For anybody looking to build muscle, or simply help their muscles recover after a gruelling workout, protein is absolutely vital, as it plays a crucial role in protein synthesis, which is where new muscle proteins are synthesized to replace damaged muscle tissue. As protein is vital for muscle growth and repair, protein supplements are the most popular sports supplements in the entire world, especially whey protein. Typically, whey protein concentrates are more common than isolates, because they are cheaper. Whey isolate and concentrates are both derived from cow’s milk and are obtained when the milk is separated into cheese. However, whereas whey concentrates will typically be between 70 and 80% protein per serving, whey isolates will be around 90-97% protein per serving. This means that you get more protein per serving, and less (only 5%) fats and carbohydrates, than regular whey protein. Whey isolate undergoes highly advanced filtration processes, which are typically micro and ultra-filtration processes. This means that the protein molecules do not become denatured, and so obviously, as a result, they are still as potent and effective. The proteins are high in bioactive peptides, and lactose, fats, carbohydrates, and other unwanted ingredients, are filtered out.

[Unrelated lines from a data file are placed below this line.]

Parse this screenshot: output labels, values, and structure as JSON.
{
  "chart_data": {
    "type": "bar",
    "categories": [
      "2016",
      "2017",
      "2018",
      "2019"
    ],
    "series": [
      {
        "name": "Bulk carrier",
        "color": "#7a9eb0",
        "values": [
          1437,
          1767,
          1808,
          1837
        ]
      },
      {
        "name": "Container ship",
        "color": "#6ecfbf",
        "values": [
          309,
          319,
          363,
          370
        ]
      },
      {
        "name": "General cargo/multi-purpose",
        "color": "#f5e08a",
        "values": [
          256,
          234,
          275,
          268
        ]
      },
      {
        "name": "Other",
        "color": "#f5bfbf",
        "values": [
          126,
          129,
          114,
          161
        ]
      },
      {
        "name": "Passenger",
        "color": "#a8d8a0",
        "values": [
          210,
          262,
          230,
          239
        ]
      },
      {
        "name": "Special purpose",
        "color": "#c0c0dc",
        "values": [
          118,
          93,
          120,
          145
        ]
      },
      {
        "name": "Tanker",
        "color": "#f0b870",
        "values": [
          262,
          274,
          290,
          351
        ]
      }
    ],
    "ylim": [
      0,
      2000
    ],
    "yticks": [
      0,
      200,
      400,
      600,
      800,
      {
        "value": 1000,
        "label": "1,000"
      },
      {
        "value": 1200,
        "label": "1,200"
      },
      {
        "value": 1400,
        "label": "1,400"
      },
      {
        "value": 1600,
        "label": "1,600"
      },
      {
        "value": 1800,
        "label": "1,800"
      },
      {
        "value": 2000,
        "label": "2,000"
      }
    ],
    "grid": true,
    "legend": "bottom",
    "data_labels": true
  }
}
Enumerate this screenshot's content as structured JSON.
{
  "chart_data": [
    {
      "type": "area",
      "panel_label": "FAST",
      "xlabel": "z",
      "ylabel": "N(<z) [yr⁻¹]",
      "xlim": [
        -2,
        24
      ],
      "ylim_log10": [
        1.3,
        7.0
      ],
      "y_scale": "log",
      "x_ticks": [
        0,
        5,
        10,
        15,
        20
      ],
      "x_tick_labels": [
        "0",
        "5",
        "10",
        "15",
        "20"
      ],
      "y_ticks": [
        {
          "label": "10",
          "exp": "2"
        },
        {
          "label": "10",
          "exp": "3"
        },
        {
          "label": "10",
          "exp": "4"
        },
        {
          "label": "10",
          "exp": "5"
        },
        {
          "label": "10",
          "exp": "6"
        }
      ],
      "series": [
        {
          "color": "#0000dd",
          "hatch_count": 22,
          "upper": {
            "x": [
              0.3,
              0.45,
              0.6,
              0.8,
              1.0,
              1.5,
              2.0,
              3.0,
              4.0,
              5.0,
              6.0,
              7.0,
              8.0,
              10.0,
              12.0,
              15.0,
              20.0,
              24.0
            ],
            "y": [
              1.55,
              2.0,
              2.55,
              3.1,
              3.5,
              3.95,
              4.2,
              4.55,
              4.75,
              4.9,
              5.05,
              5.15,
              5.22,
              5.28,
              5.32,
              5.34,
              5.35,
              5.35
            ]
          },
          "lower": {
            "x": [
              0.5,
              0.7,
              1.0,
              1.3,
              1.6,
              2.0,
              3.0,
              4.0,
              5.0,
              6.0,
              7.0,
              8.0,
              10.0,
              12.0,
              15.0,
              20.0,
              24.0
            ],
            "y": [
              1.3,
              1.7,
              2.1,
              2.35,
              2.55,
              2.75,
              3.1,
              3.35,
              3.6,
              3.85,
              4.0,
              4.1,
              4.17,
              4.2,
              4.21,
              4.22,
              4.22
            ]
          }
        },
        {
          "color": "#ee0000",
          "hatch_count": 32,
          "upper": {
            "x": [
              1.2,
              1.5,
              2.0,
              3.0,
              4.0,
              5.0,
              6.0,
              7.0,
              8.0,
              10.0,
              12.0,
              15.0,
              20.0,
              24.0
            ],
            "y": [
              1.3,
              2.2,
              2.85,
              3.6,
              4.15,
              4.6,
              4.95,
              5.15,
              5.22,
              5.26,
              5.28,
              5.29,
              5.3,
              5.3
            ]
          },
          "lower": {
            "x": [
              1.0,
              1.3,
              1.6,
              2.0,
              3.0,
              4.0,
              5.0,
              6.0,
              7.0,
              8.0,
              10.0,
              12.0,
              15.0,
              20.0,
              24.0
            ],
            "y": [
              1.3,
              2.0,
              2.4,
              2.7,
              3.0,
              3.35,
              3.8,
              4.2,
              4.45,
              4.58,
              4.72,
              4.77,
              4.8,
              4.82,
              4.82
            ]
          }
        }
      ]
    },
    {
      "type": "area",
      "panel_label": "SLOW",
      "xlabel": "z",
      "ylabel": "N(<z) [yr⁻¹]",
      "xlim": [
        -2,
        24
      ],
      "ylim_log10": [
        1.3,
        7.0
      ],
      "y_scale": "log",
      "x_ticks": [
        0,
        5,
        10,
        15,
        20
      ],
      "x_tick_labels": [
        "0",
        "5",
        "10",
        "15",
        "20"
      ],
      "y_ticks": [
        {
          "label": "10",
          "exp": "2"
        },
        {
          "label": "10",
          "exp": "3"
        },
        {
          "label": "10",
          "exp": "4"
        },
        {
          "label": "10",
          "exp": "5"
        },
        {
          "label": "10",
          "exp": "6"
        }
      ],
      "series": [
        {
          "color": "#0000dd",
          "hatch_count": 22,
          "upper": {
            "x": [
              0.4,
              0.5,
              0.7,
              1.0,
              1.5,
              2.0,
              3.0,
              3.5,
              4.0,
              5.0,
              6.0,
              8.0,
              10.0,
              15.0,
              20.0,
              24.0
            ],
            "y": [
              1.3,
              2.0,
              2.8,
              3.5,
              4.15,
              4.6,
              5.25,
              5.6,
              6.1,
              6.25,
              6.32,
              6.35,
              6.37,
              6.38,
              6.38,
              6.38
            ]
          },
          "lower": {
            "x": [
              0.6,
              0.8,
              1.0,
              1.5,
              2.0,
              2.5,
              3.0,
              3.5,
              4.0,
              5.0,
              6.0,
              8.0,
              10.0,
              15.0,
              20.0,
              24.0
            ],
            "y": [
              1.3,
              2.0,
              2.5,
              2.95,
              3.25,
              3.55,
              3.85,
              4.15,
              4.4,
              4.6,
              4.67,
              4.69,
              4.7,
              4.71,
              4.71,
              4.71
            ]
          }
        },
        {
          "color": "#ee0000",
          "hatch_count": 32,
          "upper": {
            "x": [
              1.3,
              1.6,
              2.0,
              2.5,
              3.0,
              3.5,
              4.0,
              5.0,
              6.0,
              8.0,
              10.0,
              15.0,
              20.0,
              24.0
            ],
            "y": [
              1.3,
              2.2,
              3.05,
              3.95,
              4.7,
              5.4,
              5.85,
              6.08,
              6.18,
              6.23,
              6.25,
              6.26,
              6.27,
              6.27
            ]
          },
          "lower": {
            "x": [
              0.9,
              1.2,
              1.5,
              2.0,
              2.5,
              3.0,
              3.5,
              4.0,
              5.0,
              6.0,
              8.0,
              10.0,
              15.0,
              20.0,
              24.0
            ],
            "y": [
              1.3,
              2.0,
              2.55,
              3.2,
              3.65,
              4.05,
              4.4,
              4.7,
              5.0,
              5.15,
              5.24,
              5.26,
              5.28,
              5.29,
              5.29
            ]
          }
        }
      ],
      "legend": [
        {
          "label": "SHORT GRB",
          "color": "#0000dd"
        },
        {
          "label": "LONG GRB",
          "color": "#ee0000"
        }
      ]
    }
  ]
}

Whey concentrates and whey isolates come from the same source (milk) and are produced in a very similar way. Whey Isolate however, undergoes additional filtration and processing and so more non-protein impurities are removed. Typically, a good quality whey concentrate will be around 85% pure protein, whereas whey isolates will be between 90 and 95% pure protein. Whey concentrates however, are still very beneficial, plus, they are more affordable.
Medicinal Ingredients (per scoop): Whey protein isolate (Whey protein isolate, Bos taurus – Milk) …………………….. 27 Grams (90 Percent Whey protein)
As mentioned, whey concentrates are cheaper because they contain less protein, and provide less protein per serving. Typically, whey concentrates will provide around 70 – 80% protein, some more, and some even less. Whey isolates however, are typically 90-97% pure protein, so you get more protein per serving, and as a result, your muscles are being fed more nutrients per serving.
When it comes to post-workout nutrition, timing is everything, as you do not want to miss the ‘anabolic window’ so you need to get nutrients into your muscles as soon as possible. Whey protein in general, is fast absorbing, but as whey isolate contains less lactose, fats, and carbs, these cannot slow down absorption, so the protein gets into your system even quicker.